Elle est utilisée comme objet d’animation psychosocial dans le sens où elle nous permet d’entrer en relation avec certains résidants, en parlant autour de la photo : de l’image qu’ils ont d’eux-mêmes, ou, plus simplement, d’autres résidants passés par-là précédemment dont les portraits sont restés affichées aux murs.
En effet, nous essayons de faire un portrait de chaque résidant qui arrive dans l’institution. Ce qui est parfois difficile car certains d’entre eux refusent catégoriquement d’être photographiés.
Nous tentons petit à petit de les y persuader, ainsi pourront-ils repartir avec un double de leur portrait dans la poche, ils auront un souvenir de leur passage au Racard et nous aussi.
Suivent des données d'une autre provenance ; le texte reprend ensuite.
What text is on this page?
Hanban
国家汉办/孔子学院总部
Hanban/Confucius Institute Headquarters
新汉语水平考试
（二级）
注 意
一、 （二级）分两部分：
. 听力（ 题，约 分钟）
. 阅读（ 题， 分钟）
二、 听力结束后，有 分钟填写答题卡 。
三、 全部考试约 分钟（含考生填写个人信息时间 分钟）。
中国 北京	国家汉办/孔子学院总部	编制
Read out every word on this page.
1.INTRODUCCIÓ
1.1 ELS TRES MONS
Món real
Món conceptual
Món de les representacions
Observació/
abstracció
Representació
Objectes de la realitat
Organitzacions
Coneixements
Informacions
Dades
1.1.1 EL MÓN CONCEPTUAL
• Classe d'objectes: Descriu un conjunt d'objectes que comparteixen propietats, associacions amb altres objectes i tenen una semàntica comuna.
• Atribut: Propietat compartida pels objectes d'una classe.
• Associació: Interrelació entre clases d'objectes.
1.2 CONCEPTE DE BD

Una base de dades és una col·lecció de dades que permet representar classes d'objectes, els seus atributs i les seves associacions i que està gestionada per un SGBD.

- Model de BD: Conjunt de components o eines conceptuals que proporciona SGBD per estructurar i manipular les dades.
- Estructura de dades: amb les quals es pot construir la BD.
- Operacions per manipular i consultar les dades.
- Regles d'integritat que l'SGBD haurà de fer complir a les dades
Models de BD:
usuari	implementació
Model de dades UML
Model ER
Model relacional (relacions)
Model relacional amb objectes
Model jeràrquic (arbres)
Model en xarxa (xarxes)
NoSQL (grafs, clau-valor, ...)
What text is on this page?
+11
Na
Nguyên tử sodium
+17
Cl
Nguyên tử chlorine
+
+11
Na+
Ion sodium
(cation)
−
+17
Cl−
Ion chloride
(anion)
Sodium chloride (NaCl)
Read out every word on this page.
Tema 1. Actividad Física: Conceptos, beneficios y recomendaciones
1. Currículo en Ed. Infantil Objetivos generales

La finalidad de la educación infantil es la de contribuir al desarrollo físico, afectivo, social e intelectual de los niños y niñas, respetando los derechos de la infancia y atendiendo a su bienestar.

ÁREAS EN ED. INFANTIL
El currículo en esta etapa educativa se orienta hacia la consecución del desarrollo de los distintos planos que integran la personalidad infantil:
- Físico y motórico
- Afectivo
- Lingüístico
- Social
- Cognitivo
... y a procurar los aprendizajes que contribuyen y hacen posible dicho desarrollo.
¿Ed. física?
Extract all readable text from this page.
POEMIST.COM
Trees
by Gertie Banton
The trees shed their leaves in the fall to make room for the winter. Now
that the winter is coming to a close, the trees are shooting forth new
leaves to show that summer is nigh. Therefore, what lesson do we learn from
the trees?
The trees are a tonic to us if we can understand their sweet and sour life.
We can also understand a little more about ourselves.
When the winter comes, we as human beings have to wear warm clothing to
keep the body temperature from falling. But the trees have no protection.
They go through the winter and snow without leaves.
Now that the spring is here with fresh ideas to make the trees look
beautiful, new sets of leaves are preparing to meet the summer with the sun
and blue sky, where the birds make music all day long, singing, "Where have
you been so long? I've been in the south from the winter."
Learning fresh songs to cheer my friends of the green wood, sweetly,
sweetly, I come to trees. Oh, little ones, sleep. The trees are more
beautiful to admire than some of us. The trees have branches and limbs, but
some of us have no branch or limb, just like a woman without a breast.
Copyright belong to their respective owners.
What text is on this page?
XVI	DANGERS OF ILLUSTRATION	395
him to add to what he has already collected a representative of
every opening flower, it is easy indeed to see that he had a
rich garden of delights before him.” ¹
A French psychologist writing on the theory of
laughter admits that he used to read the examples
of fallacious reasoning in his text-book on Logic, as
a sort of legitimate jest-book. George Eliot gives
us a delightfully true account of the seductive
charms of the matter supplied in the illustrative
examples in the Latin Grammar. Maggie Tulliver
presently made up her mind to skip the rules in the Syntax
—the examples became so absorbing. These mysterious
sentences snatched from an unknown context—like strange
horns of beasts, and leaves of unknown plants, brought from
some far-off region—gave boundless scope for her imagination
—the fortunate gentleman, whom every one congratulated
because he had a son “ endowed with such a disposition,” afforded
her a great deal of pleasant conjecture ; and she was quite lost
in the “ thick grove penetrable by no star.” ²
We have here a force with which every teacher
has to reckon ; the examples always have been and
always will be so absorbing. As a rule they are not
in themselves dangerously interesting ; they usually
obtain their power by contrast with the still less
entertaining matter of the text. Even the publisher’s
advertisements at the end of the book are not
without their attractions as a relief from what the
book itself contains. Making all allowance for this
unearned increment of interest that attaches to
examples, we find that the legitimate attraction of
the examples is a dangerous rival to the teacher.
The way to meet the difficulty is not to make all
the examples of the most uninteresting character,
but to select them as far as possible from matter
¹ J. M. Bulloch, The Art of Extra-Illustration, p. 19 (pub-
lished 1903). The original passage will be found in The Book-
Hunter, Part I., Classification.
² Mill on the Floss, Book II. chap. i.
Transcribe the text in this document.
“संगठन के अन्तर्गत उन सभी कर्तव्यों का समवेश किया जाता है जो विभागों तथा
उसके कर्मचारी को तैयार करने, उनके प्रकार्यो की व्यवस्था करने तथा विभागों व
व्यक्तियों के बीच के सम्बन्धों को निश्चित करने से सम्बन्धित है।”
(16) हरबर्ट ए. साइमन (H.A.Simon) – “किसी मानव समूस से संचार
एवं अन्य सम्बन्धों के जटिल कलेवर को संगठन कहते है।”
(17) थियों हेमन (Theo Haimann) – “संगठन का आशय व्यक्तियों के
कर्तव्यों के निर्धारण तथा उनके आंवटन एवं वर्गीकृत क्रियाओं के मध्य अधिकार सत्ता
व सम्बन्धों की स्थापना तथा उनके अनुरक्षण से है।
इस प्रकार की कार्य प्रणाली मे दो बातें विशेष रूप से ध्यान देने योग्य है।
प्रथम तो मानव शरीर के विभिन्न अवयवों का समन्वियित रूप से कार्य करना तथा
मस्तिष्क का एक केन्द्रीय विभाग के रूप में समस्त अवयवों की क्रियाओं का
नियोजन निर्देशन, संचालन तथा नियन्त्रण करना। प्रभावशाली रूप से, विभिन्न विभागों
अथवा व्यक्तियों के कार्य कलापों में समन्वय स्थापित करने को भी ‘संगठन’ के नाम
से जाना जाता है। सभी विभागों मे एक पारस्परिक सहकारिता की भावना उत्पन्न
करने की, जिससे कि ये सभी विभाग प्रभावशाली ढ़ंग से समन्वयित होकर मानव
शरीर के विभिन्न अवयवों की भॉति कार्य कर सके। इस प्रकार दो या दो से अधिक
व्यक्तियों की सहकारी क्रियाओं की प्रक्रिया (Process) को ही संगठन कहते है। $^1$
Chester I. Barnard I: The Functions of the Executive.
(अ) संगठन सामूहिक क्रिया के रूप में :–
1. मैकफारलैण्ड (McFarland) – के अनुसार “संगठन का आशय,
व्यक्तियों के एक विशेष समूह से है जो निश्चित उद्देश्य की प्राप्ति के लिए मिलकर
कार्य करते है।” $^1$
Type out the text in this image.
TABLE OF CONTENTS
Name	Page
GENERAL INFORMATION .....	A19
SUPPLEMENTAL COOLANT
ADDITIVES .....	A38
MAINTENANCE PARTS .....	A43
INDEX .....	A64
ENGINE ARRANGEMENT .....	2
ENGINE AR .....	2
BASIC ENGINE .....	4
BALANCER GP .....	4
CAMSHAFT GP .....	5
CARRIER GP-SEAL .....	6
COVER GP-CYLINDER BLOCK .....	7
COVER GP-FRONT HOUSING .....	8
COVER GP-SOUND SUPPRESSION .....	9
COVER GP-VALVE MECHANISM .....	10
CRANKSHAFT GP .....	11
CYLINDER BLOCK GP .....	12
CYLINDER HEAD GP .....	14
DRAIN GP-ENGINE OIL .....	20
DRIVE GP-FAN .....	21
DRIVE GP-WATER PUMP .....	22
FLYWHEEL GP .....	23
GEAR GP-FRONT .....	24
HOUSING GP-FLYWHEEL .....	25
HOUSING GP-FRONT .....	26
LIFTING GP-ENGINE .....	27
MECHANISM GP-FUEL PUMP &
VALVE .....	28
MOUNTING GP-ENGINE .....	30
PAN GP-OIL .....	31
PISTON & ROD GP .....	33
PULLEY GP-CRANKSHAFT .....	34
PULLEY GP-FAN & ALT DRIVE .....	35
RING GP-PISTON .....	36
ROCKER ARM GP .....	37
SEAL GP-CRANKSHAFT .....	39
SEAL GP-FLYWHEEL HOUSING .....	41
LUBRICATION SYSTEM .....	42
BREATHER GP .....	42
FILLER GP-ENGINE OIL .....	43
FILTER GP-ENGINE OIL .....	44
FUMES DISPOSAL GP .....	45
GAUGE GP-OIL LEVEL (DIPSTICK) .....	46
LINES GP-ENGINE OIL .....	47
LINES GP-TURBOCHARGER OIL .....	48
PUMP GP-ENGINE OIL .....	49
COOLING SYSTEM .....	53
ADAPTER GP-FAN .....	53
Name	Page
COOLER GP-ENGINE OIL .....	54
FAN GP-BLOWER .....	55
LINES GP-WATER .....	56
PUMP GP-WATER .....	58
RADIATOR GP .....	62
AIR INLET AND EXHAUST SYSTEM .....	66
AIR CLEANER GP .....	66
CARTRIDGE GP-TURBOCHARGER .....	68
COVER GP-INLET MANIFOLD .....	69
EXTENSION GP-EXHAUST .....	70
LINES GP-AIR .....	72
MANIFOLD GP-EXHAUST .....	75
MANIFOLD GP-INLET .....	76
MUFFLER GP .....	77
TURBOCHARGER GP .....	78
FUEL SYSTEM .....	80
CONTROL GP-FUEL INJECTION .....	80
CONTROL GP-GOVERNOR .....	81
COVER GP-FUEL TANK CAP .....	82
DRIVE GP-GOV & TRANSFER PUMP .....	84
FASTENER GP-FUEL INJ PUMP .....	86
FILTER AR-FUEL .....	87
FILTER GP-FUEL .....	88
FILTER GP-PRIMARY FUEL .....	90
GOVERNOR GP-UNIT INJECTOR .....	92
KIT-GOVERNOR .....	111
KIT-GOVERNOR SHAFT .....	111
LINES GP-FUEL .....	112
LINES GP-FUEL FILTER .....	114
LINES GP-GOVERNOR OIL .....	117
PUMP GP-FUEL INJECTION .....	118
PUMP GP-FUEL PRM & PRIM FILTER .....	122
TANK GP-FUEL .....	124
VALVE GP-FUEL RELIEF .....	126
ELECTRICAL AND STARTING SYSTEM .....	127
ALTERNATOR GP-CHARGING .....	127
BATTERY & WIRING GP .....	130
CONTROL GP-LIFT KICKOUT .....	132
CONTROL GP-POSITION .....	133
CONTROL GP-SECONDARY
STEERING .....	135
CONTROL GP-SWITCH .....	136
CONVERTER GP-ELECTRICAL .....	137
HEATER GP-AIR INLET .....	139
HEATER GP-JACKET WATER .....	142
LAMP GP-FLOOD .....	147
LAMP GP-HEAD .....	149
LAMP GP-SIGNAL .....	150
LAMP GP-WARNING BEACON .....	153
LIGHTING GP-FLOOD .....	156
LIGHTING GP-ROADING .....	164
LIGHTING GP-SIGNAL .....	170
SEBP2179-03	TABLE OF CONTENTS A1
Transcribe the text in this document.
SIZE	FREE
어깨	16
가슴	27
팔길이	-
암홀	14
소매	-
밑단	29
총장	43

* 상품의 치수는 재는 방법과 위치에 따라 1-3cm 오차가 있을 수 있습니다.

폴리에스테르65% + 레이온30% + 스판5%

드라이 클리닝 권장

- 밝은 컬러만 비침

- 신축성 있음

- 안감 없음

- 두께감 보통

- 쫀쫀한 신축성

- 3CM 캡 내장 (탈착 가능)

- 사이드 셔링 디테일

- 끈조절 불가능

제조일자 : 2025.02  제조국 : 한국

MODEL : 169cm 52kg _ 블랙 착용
Ceci dans le but d’une valorisation de l’image d’eux-mêmes mais aussi dans l’idée de faire passer le message que chacun à sa place, ici, et qu’ils sont tous reconnus en tant que personnes.
Je vais commencer par décrire les différentes fonctions que peut avoir la photographie au Racard.
Je vais ensuite tenter de démontrer les liens tout particuliers qui existent entre l’animation psychosociale et la photographie en comparant les termes liés à la pratique de cette dernière avec la démarche du Racard.
Comme témoignage mais aussi comme lien :
Au Racard la photographie peut être mise en relation directe avec la photo de famille. De nos jours, chaque famille possède un ou plusieurs albums de famille aussi sûrement qu’une télévision.
La photo est devenu “ un rite de la vie familiale au moment où dans les pays industrialisés d’Europe et d’Amérique, l’institution de la famille est elle-même profondément mise en cause et quasiment amputée ” ( Sontag, 1979, p.18).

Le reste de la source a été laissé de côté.